After the decade old video of Donald Trump making lewd comments was released, the Wall Street Journal and NBC News ran a poll of likely voters that showed Clinton leading Trump by 11 points.

The survey shows that “38% believed that the comments had disqualified Mr. Trump for office and he should withdraw, with 42% disagreeing with the idea that he should exit the race,” which is nothing more than the base supporters backing their candidates.

This poll was taken before the debate Sunday night and likely shows nothing more than a highly politicized over-exaggeration of Trump’s statements.

After Trump’s great performance in last night’s debate where he reminded the American people of Bill Clinton’s scandals as well as Hillary Clinton getting a rapist off the hook, this 11 point lead this will likely change as people acknowledge that Trump’s statements were in fact just “locker room banter.”

The results of the Wall Street Journal/NBC News survey can be seen below:

According to the new survey, Mrs. Clinton jumped to an 11-point lead over Mr. Trump, 46% to 35%, among likely voters on a ballot including third-party candidates, up from 6 percentage points in September, when the split was 43% to 37% in a four-way contest.
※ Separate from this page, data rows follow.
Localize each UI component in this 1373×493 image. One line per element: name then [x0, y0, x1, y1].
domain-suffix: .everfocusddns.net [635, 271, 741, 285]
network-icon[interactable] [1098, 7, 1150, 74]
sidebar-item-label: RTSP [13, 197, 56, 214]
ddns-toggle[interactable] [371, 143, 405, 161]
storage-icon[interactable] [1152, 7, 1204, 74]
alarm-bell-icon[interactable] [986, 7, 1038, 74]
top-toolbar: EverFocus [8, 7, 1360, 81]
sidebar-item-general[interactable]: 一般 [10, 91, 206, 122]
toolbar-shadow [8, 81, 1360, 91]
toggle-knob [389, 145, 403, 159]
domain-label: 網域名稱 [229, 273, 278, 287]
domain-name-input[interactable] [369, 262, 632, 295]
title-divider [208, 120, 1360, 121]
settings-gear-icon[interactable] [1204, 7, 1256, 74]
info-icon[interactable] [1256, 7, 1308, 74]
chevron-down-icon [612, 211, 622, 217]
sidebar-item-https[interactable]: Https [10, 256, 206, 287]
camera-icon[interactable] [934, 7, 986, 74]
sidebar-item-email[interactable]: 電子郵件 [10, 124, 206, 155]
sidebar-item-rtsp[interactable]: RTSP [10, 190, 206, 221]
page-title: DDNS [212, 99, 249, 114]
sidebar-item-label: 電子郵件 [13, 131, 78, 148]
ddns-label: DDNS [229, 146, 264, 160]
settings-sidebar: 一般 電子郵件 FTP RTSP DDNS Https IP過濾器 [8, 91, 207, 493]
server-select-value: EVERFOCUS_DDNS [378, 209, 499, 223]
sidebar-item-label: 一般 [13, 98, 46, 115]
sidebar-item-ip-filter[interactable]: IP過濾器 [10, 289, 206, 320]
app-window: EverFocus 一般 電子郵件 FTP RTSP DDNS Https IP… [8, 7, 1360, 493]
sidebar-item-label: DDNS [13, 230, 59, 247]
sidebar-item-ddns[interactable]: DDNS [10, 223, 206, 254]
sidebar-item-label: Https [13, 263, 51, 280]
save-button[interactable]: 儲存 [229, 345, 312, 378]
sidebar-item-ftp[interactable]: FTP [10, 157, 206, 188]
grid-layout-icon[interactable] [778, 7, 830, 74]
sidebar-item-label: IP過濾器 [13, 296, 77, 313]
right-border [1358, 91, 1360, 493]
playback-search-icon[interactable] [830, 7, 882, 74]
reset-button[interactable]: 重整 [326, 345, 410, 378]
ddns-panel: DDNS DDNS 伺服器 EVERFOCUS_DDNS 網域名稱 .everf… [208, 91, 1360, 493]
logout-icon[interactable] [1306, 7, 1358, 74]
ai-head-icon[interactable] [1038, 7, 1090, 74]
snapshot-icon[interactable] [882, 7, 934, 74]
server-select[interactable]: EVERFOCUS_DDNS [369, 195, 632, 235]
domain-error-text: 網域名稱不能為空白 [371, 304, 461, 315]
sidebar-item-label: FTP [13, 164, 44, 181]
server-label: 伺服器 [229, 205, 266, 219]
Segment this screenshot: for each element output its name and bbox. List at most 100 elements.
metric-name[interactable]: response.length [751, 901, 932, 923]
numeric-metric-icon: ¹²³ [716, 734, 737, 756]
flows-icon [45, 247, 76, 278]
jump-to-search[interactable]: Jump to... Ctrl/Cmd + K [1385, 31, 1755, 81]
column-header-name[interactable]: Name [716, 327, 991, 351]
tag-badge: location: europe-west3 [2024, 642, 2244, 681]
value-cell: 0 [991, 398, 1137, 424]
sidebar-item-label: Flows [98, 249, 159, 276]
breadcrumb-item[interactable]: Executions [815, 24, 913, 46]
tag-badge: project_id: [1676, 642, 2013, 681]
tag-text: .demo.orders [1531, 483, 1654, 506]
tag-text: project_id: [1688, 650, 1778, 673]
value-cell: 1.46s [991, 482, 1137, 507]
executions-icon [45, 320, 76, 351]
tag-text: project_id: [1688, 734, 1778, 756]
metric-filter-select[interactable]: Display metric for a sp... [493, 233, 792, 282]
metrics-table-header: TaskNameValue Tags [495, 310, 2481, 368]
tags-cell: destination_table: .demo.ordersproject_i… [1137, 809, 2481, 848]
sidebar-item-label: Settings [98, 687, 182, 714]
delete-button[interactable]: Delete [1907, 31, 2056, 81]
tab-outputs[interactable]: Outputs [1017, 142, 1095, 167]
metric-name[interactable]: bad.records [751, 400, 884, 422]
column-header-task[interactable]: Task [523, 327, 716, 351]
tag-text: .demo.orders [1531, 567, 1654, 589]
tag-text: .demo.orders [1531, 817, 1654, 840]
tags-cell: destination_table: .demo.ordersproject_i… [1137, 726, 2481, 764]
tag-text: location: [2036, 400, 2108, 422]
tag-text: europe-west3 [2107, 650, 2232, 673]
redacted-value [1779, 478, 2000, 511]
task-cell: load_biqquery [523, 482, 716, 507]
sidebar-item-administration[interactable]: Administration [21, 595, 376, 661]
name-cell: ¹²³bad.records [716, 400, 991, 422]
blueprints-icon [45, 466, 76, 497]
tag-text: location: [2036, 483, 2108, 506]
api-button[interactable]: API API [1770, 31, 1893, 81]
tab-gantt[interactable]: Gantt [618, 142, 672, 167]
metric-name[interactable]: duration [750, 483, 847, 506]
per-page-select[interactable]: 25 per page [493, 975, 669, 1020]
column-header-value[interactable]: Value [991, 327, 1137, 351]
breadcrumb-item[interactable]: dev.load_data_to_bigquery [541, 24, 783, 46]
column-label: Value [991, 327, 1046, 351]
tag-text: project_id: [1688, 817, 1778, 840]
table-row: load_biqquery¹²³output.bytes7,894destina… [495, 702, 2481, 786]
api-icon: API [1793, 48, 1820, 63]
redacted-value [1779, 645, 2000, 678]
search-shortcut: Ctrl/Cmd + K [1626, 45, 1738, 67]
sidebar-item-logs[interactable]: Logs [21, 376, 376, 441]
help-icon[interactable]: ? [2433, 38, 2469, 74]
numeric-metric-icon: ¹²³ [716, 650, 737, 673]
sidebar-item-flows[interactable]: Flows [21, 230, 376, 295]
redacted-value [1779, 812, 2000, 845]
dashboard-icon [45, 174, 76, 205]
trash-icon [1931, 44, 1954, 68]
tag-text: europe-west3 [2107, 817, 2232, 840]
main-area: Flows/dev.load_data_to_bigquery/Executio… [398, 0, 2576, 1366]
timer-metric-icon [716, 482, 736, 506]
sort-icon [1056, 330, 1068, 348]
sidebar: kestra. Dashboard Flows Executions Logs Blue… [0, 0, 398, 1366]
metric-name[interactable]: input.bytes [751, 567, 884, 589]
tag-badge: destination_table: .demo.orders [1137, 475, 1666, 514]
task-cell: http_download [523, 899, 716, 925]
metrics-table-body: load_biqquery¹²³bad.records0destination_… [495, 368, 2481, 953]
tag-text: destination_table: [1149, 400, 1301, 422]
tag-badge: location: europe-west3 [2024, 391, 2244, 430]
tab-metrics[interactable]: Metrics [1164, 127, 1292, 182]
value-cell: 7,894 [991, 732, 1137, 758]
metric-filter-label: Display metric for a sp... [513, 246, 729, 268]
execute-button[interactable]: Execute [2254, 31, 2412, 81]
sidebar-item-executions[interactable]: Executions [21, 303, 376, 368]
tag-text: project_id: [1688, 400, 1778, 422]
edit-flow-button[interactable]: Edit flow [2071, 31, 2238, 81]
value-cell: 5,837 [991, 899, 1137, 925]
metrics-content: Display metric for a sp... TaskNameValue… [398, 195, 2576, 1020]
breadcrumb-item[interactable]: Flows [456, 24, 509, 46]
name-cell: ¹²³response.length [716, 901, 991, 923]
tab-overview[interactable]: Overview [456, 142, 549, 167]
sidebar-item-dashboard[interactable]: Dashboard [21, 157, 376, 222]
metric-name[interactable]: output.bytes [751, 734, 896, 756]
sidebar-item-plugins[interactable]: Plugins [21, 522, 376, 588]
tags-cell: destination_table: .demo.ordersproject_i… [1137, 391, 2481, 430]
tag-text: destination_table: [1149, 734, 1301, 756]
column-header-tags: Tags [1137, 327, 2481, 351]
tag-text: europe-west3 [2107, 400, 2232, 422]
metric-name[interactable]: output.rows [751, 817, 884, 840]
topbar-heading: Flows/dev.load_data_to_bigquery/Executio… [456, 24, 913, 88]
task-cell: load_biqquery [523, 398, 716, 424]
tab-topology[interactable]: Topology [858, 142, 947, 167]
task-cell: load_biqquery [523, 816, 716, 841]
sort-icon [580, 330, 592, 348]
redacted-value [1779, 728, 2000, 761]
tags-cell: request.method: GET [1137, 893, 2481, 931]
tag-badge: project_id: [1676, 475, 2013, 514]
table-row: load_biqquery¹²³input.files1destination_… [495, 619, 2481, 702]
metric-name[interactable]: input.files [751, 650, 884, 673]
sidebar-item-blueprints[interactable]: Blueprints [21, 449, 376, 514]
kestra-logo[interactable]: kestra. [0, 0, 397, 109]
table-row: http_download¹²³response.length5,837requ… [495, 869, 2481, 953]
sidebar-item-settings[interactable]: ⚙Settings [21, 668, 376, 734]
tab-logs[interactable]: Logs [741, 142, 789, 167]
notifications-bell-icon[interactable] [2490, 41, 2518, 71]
The Wall Street Journal/NBC News survey was taken Saturday and Sunday, in the time between the video being released and his defense of his comments in Sunday’s televised debate with Hillary Clinton. In that debate, Mr. Trump said he had been engaging in “locker room talk’’ and revived accusations of sexual assault by Mrs. Clinton’s husband, former President Bill Clinton.

Interviews for the poll were continuing Monday and could signal whether Mr. Trump had rebounded after Sunday’s debate.

The newly public recording, in which Mr. Trump bragged that his celebrity allowed him to grope and kiss women, prompted wide condemnation within his own party—and calls from some elected GOP officials for him to step aside in favor of another nominee.

However, the survey of 500 registered voters found that 38% believed that the comments had disqualified Mr. Trump for office and he should withdraw, with 42% disagreeing with the idea that he should exit the race.


On the other hand, 42% of voters agreed with the statement that the tape should not be an issue in the race because it is a decade old and because Mr. Trump has apologized. Some 52% disagreed.

About one-third of voters said they saw Mr. Trump’s comments on the tape as inappropriate, but typical of how some men talk in private, in keeping with Mr. Trump’s description of his remarks.

By contrast, a larger share, 41%, said agreed with the statement that Mr. Trump’s comments were “completely unacceptable” and had crossed a boundary into describing “touching women in a sexual way without their consent.’’

The poll tested the candidates in a four-way contest that also included Libertarian Party nominee Gary Johnson and Green Party candidate Jill Stein. Their standing remained unchanged from September, drawing support from 9% and 3% of likely voters.

The poll found Mrs. Clinton running stronger with her party base than Mr. Trump is with his. Some 72% of Republicans said they would vote for Mr. Trump, well below the 85% of Democrats backing Mrs. Clinton. That stands as a troubling sign for the GOP nominee. There are usually fewer Republicans than Democrats in the presidential voter pool, and GOP nominees cannot afford to lose many members of their own party.

The weekend survey found signs of women moving away from Mr. Trump. Mrs. Clinton’s advantage among women increased to 21 percentage points, from 12 points in the September Journal/NBC Survey. Mr. Trump retained a small, single-point advantage among men.

Mr. Trump has recovered from a string of controversies in the past, but the 2005 recording was the first to trigger mass defections by fellow Republicans. At the same time, some voters may view his debate performance Sunday as credible, helping him to slow the erosion.

The poll found that 67% of Republicans say that GOP candidates should continue to support him as the nominee. That illustrates the political risks facing other Republican officeholders who are thinking of disavowing Mr. Trump, because they may face backlash from a sizable number of GOP voters.

But in a sign that Republicans could suffer big down-ballot losses as a result of the new controversy, the poll found the advantage of the Democrats on the question of which party should control Congress widened to 7 percentage points, up from 3 percentage points in a Journal/NBC News survey last month.

The Journal/NBC News survey was conducted Oct. 8-9 and included 500 registered voters. The margin of error for that sample was plus or minus 4.38 percentage points.